I've also got a 5600c4 and bcx series reel one on a 7'6 rid the other on another 7ft+ rod but I've not keen to take them out yet as they are carbon. 
I spose I could sell them and get more egg beaters.

2day I had a river2sea bully frog on the over head trolling/drifting behind me while I cast a gold bomber.

I tell u what I'm glad I got a rudder u have so much control when just drifting.

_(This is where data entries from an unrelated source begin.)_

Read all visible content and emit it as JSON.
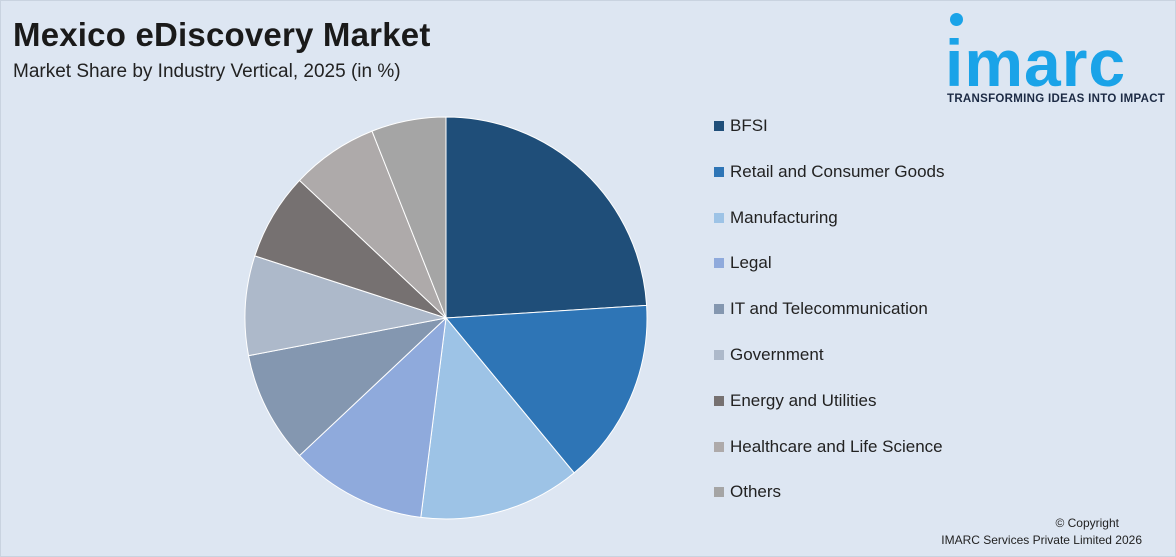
{
  "header": {
    "title": "Mexico eDiscovery Market",
    "subtitle": "Market Share by Industry Vertical, 2025 (in %)"
  },
  "logo": {
    "word": "imarc",
    "tagline": "TRANSFORMING IDEAS INTO IMPACT",
    "color": "#1aa3e8"
  },
  "chart_data": {
    "type": "pie",
    "title": "Mexico eDiscovery Market",
    "subtitle": "Market Share by Industry Vertical, 2025 (in %)",
    "legend_position": "right",
    "slices": [
      {
        "label": "BFSI",
        "value": 24,
        "color": "#1f4e79"
      },
      {
        "label": "Retail and Consumer Goods",
        "value": 15,
        "color": "#2e75b6"
      },
      {
        "label": "Manufacturing",
        "value": 13,
        "color": "#9dc3e6"
      },
      {
        "label": "Legal",
        "value": 11,
        "color": "#8faadc"
      },
      {
        "label": "IT and Telecommunication",
        "value": 9,
        "color": "#8497b0"
      },
      {
        "label": "Government",
        "value": 8,
        "color": "#adb9ca"
      },
      {
        "label": "Energy and Utilities",
        "value": 7,
        "color": "#767171"
      },
      {
        "label": "Healthcare and Life Science",
        "value": 7,
        "color": "#aeaaaa"
      },
      {
        "label": "Others",
        "value": 6,
        "color": "#a5a5a5"
      }
    ]
  },
  "footer": {
    "copyright_line1": "© Copyright",
    "copyright_line2": "IMARC Services Private Limited 2026"
  }
}
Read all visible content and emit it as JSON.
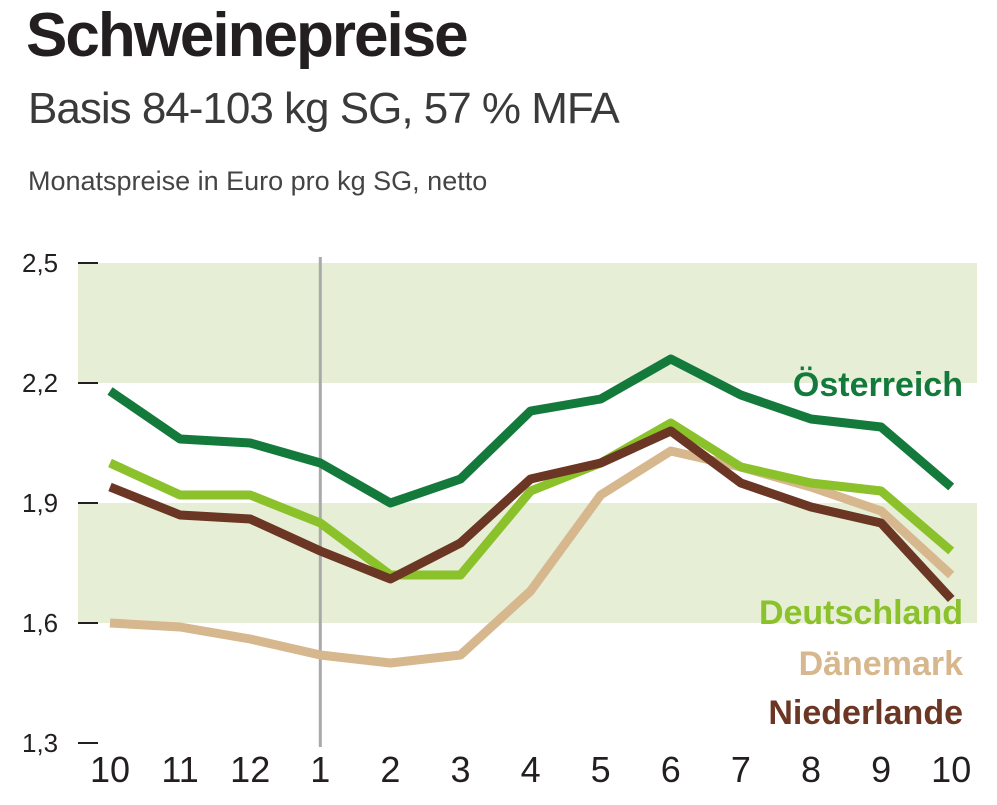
{
  "chart_data": {
    "type": "line",
    "title": "Schweinepreise",
    "subtitle": "Basis 84-103 kg SG, 57 % MFA",
    "ylabel": "Monatspreise in Euro pro kg SG, netto",
    "xlabel": "",
    "categories": [
      "10",
      "11",
      "12",
      "1",
      "2",
      "3",
      "4",
      "5",
      "6",
      "7",
      "8",
      "9",
      "10"
    ],
    "yticks": [
      "1,3",
      "1,6",
      "1,9",
      "2,2",
      "2,5"
    ],
    "ylim": [
      1.3,
      2.5
    ],
    "year_divider_index": 3,
    "bands": [
      [
        1.6,
        1.9
      ],
      [
        2.2,
        2.5
      ]
    ],
    "series": [
      {
        "name": "Österreich",
        "color": "#137a3c",
        "values": [
          2.18,
          2.06,
          2.05,
          2.0,
          1.9,
          1.96,
          2.13,
          2.16,
          2.26,
          2.17,
          2.11,
          2.09,
          1.94
        ]
      },
      {
        "name": "Deutschland",
        "color": "#8bc12a",
        "values": [
          2.0,
          1.92,
          1.92,
          1.85,
          1.72,
          1.72,
          1.93,
          2.0,
          2.1,
          1.99,
          1.95,
          1.93,
          1.78
        ]
      },
      {
        "name": "Dänemark",
        "color": "#d7b78d",
        "values": [
          1.6,
          1.59,
          1.56,
          1.52,
          1.5,
          1.52,
          1.68,
          1.92,
          2.03,
          1.99,
          1.94,
          1.88,
          1.72
        ]
      },
      {
        "name": "Niederlande",
        "color": "#6b3623",
        "values": [
          1.94,
          1.87,
          1.86,
          1.78,
          1.71,
          1.8,
          1.96,
          2.0,
          2.08,
          1.95,
          1.89,
          1.85,
          1.66
        ]
      }
    ]
  }
}
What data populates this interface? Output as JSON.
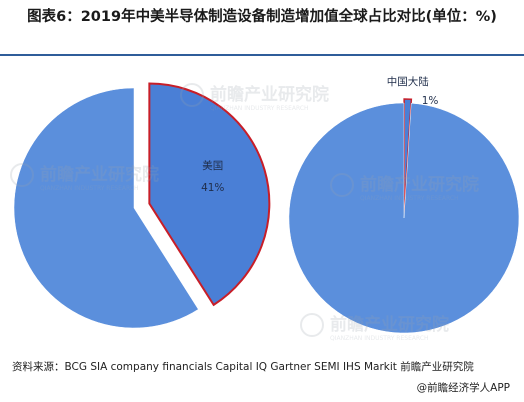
{
  "title": "图表6：2019年中美半导体制造设备制造增加值全球占比对比(单位：%)",
  "colors": {
    "slice_fill": "#5b8fdc",
    "slice_highlight": "#4a7fd6",
    "highlight_stroke": "#c81e28",
    "topline": "#2f5d9a"
  },
  "chart_data": [
    {
      "type": "pie",
      "slices": [
        {
          "label": "美国",
          "value": 41,
          "value_text": "41%",
          "highlighted": true
        },
        {
          "label": "",
          "value": 59,
          "value_text": "",
          "highlighted": false
        }
      ]
    },
    {
      "type": "pie",
      "slices": [
        {
          "label": "中国大陆",
          "value": 1,
          "value_text": "1%",
          "highlighted": true
        },
        {
          "label": "",
          "value": 99,
          "value_text": "",
          "highlighted": false
        }
      ]
    }
  ],
  "source": "资料来源：BCG SIA company financials Capital IQ Gartner SEMI IHS Markit 前瞻产业研究院",
  "credit": "@前瞻经济学人APP",
  "watermark": {
    "text": "前瞻产业研究院",
    "subtext": "QIANZHAN INDUSTRY RESEARCH"
  }
}
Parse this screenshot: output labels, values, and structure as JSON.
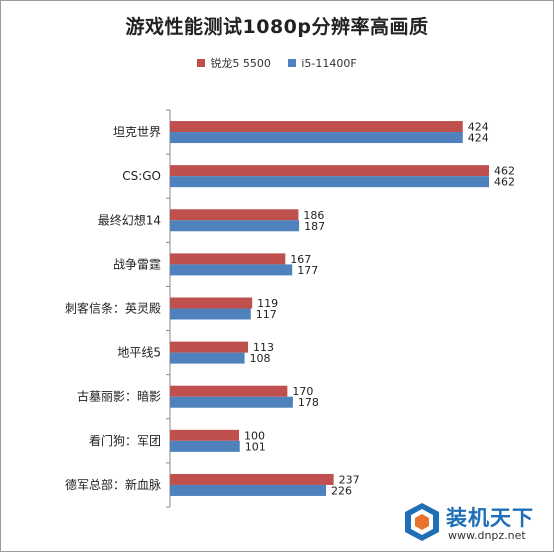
{
  "chart_data": {
    "type": "bar",
    "orientation": "horizontal",
    "title": "游戏性能测试1080p分辨率高画质",
    "categories": [
      "坦克世界",
      "CS:GO",
      "最终幻想14",
      "战争雷霆",
      "刺客信条：英灵殿",
      "地平线5",
      "古墓丽影：暗影",
      "看门狗：军团",
      "德军总部：新血脉"
    ],
    "series": [
      {
        "name": "锐龙5 5500",
        "color": "#c0504d",
        "values": [
          424,
          462,
          186,
          167,
          119,
          113,
          170,
          100,
          237
        ]
      },
      {
        "name": "i5-11400F",
        "color": "#4f81bd",
        "values": [
          424,
          462,
          187,
          177,
          117,
          108,
          178,
          101,
          226
        ]
      }
    ],
    "xlim": [
      0,
      480
    ],
    "legend_position": "top",
    "grid": false
  },
  "watermark": {
    "brand": "装机天下",
    "url": "www.dnpz.net"
  }
}
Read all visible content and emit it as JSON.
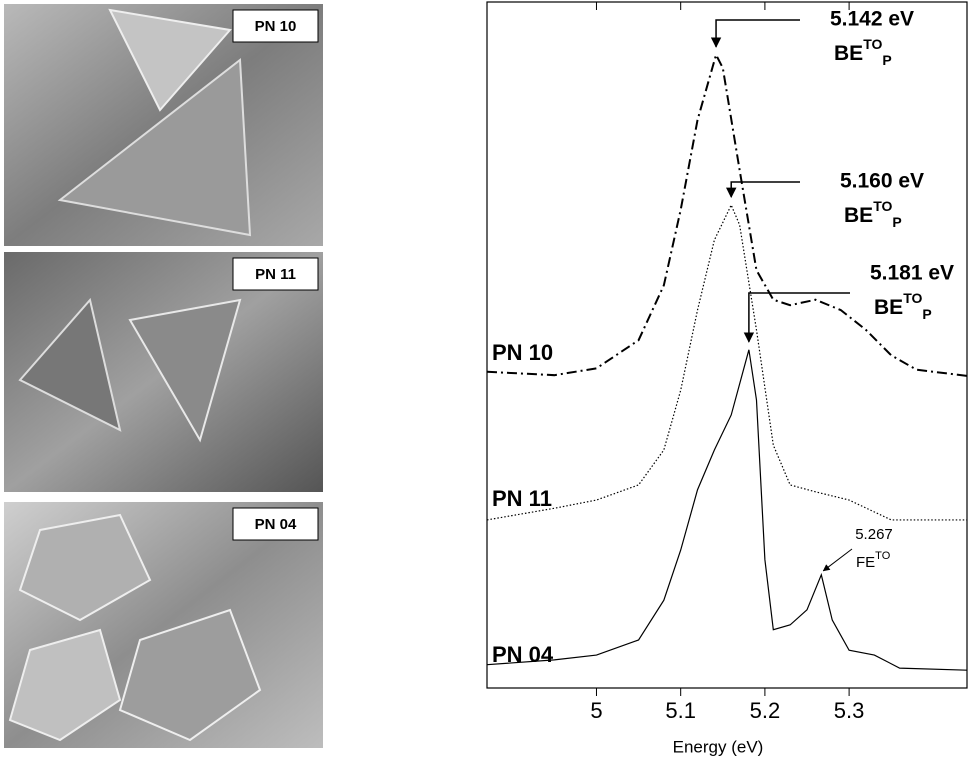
{
  "images": [
    {
      "label": "PN 10"
    },
    {
      "label": "PN 11"
    },
    {
      "label": "PN 04"
    }
  ],
  "chart_data": {
    "type": "line",
    "x_label": "Energy (eV)",
    "xlim": [
      4.87,
      5.44
    ],
    "xticks": [
      5.0,
      5.1,
      5.2,
      5.3
    ],
    "ylim": [
      0,
      100
    ],
    "series": [
      {
        "name": "PN 10",
        "color": "#000000",
        "dash": "dash-dot",
        "x": [
          4.87,
          4.95,
          5.0,
          5.05,
          5.08,
          5.1,
          5.12,
          5.142,
          5.15,
          5.17,
          5.19,
          5.21,
          5.23,
          5.26,
          5.29,
          5.32,
          5.35,
          5.38,
          5.44
        ],
        "values": [
          46.1,
          45.6,
          46.6,
          50.7,
          58.7,
          69.7,
          82.8,
          92.3,
          90.4,
          75.5,
          60.9,
          56.6,
          55.8,
          56.6,
          55.1,
          52.2,
          48.5,
          46.4,
          45.5
        ]
      },
      {
        "name": "PN 11",
        "color": "#000000",
        "dash": "dotted",
        "x": [
          4.87,
          4.95,
          5.0,
          5.05,
          5.08,
          5.1,
          5.12,
          5.14,
          5.16,
          5.17,
          5.19,
          5.21,
          5.23,
          5.26,
          5.3,
          5.35,
          5.44
        ],
        "values": [
          24.5,
          26.2,
          27.4,
          29.6,
          34.7,
          43.4,
          55.1,
          65.3,
          70.4,
          67.5,
          52.2,
          35.4,
          29.6,
          28.6,
          27.4,
          24.5,
          24.5
        ]
      },
      {
        "name": "PN 04",
        "color": "#000000",
        "dash": "solid",
        "x": [
          4.87,
          4.95,
          5.0,
          5.05,
          5.08,
          5.1,
          5.12,
          5.14,
          5.16,
          5.181,
          5.19,
          5.2,
          5.21,
          5.23,
          5.25,
          5.267,
          5.28,
          5.3,
          5.33,
          5.36,
          5.44
        ],
        "values": [
          3.4,
          4.1,
          4.8,
          7.0,
          12.8,
          20.1,
          28.9,
          34.7,
          39.8,
          49.3,
          42.0,
          18.7,
          8.5,
          9.2,
          11.4,
          16.5,
          9.9,
          5.5,
          4.8,
          2.9,
          2.6
        ]
      }
    ],
    "annotations": [
      {
        "text": "5.142 eV",
        "label": "BE",
        "sup": "TO",
        "sub": "P",
        "x": 5.142,
        "y": 92.3
      },
      {
        "text": "5.160 eV",
        "label": "BE",
        "sup": "TO",
        "sub": "P",
        "x": 5.16,
        "y": 70.4
      },
      {
        "text": "5.181 eV",
        "label": "BE",
        "sup": "TO",
        "sub": "P",
        "x": 5.181,
        "y": 49.3
      },
      {
        "text": "5.267",
        "label": "FE",
        "sup": "TO",
        "x": 5.267,
        "y": 16.5
      }
    ]
  }
}
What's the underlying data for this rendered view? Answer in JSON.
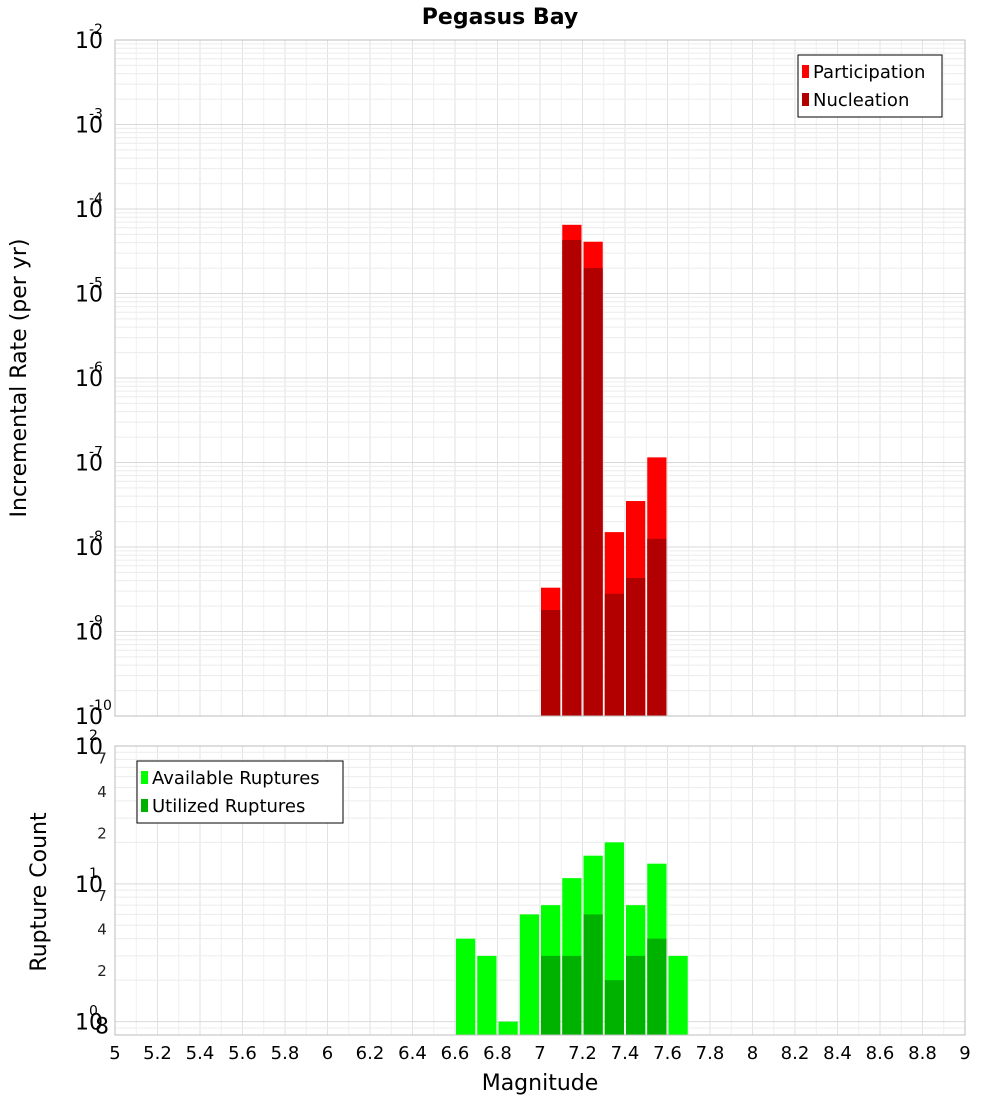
{
  "chart_data": [
    {
      "type": "bar",
      "title": "Pegasus Bay",
      "xlabel": "",
      "ylabel": "Incremental Rate (per yr)",
      "y_scale": "log",
      "ylim": [
        1e-10,
        0.01
      ],
      "xlim": [
        5,
        9
      ],
      "y_tick_labels": [
        {
          "base": "10",
          "exp": "-10"
        },
        {
          "base": "10",
          "exp": "-9"
        },
        {
          "base": "10",
          "exp": "-8"
        },
        {
          "base": "10",
          "exp": "-7"
        },
        {
          "base": "10",
          "exp": "-6"
        },
        {
          "base": "10",
          "exp": "-5"
        },
        {
          "base": "10",
          "exp": "-4"
        },
        {
          "base": "10",
          "exp": "-3"
        },
        {
          "base": "10",
          "exp": "-2"
        }
      ],
      "legend_position": "top-right",
      "grid": true,
      "series": [
        {
          "name": "Participation",
          "color": "#ff0000",
          "x": [
            7.0,
            7.1,
            7.2,
            7.3,
            7.4,
            7.5
          ],
          "values": [
            3.3e-09,
            6.5e-05,
            4.1e-05,
            1.5e-08,
            3.5e-08,
            1.15e-07
          ]
        },
        {
          "name": "Nucleation",
          "color": "#b20000",
          "x": [
            7.0,
            7.1,
            7.2,
            7.3,
            7.4,
            7.5
          ],
          "values": [
            1.8e-09,
            4.3e-05,
            2e-05,
            2.8e-09,
            4.3e-09,
            1.25e-08
          ]
        }
      ]
    },
    {
      "type": "bar",
      "title": "",
      "xlabel": "Magnitude",
      "ylabel": "Rupture Count",
      "y_scale": "log",
      "ylim": [
        0.8,
        100
      ],
      "xlim": [
        5,
        9
      ],
      "x_tick_labels": [
        "5",
        "5.2",
        "5.4",
        "5.6",
        "5.8",
        "6",
        "6.2",
        "6.4",
        "6.6",
        "6.8",
        "7",
        "7.2",
        "7.4",
        "7.6",
        "7.8",
        "8",
        "8.2",
        "8.4",
        "8.6",
        "8.8",
        "9"
      ],
      "y_tick_labels": [
        {
          "base": "10",
          "exp": "0",
          "minor": "8"
        },
        {
          "base": "10",
          "exp": "1"
        },
        {
          "base": "10",
          "exp": "2"
        }
      ],
      "y_minor_labels": [
        {
          "label": "2",
          "value": 2
        },
        {
          "label": "4",
          "value": 4
        },
        {
          "label": "7",
          "value": 7
        },
        {
          "label": "2",
          "value": 20
        },
        {
          "label": "4",
          "value": 40
        },
        {
          "label": "7",
          "value": 70
        }
      ],
      "legend_position": "top-left",
      "grid": true,
      "series": [
        {
          "name": "Available Ruptures",
          "color": "#00ff00",
          "x": [
            6.6,
            6.7,
            6.8,
            6.9,
            7.0,
            7.1,
            7.2,
            7.3,
            7.4,
            7.5,
            7.6
          ],
          "values": [
            4,
            3,
            1,
            6,
            7,
            11,
            16,
            20,
            7,
            14,
            3
          ]
        },
        {
          "name": "Utilized Ruptures",
          "color": "#00b200",
          "x": [
            7.0,
            7.1,
            7.2,
            7.3,
            7.4,
            7.5
          ],
          "values": [
            3,
            3,
            6,
            2,
            3,
            4
          ]
        }
      ]
    }
  ]
}
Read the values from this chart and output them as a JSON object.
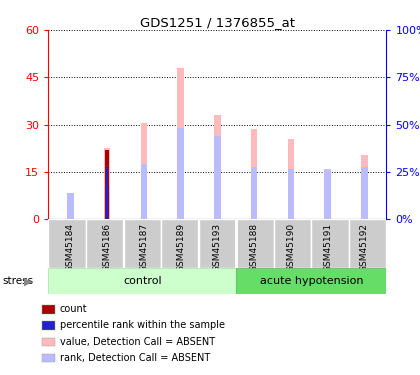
{
  "title": "GDS1251 / 1376855_at",
  "samples": [
    "GSM45184",
    "GSM45186",
    "GSM45187",
    "GSM45189",
    "GSM45193",
    "GSM45188",
    "GSM45190",
    "GSM45191",
    "GSM45192"
  ],
  "value_absent": [
    8.0,
    22.5,
    30.5,
    48.0,
    33.0,
    28.5,
    25.5,
    16.0,
    20.5
  ],
  "rank_absent": [
    8.5,
    10.5,
    17.5,
    29.0,
    26.5,
    16.5,
    16.0,
    15.5,
    16.5
  ],
  "count_value": [
    0,
    22.0,
    0,
    0,
    0,
    0,
    0,
    0,
    0
  ],
  "percentile_rank": [
    0,
    16.5,
    0,
    0,
    0,
    0,
    0,
    0,
    0
  ],
  "ylim_left": [
    0,
    60
  ],
  "ylim_right": [
    0,
    100
  ],
  "yticks_left": [
    0,
    15,
    30,
    45,
    60
  ],
  "yticks_right": [
    0,
    25,
    50,
    75,
    100
  ],
  "ytick_labels_right": [
    "0%",
    "25%",
    "50%",
    "75%",
    "100%"
  ],
  "color_count": "#aa0000",
  "color_rank": "#2222cc",
  "color_value_absent": "#ffbbbb",
  "color_rank_absent": "#bbbbff",
  "bar_width": 0.18,
  "rank_bar_width": 0.18,
  "control_n": 5,
  "hypotension_n": 4,
  "color_control": "#ccffcc",
  "color_hypotension": "#66dd66",
  "color_label_box": "#cccccc"
}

I also went right down a small inlet creak thingo prolly covered 3km drifted half paddled half.


----------



## CastAway (Dec 28, 2007)

I have fished in the woolwash a few times landbased, and have only caught tarpon but have seen some photos of good barra that have been caught there. Fishing creek north of the capricorn resort would be an awesome spot to try in the kayak. Generally it is quite clear water, but it is a great system and there would be plenty of options to try there. Yeppen used to be great for tarpon and even the murray lagoon behind the gardens and golf course would hold fish and it would be interesting once it warms up to see if more barra have moved in there since the flood. Good luck with it!


----------



## gros21 (May 3, 2010)

Mate were is fishing creek I couldn't find it on google maps


----------



## CastAway (Dec 28, 2007)

http://maps.google.com.au/maps/ms?msid= ... 9,0.338173

Follow the road past the capricorn resort onto a dirt road for about 10k's.


----------



## gros21 (May 3, 2010)

yep boys at work pointed it out 2 me.

Good news big tax return say hello to a 898Cx side imaging fish finder


----------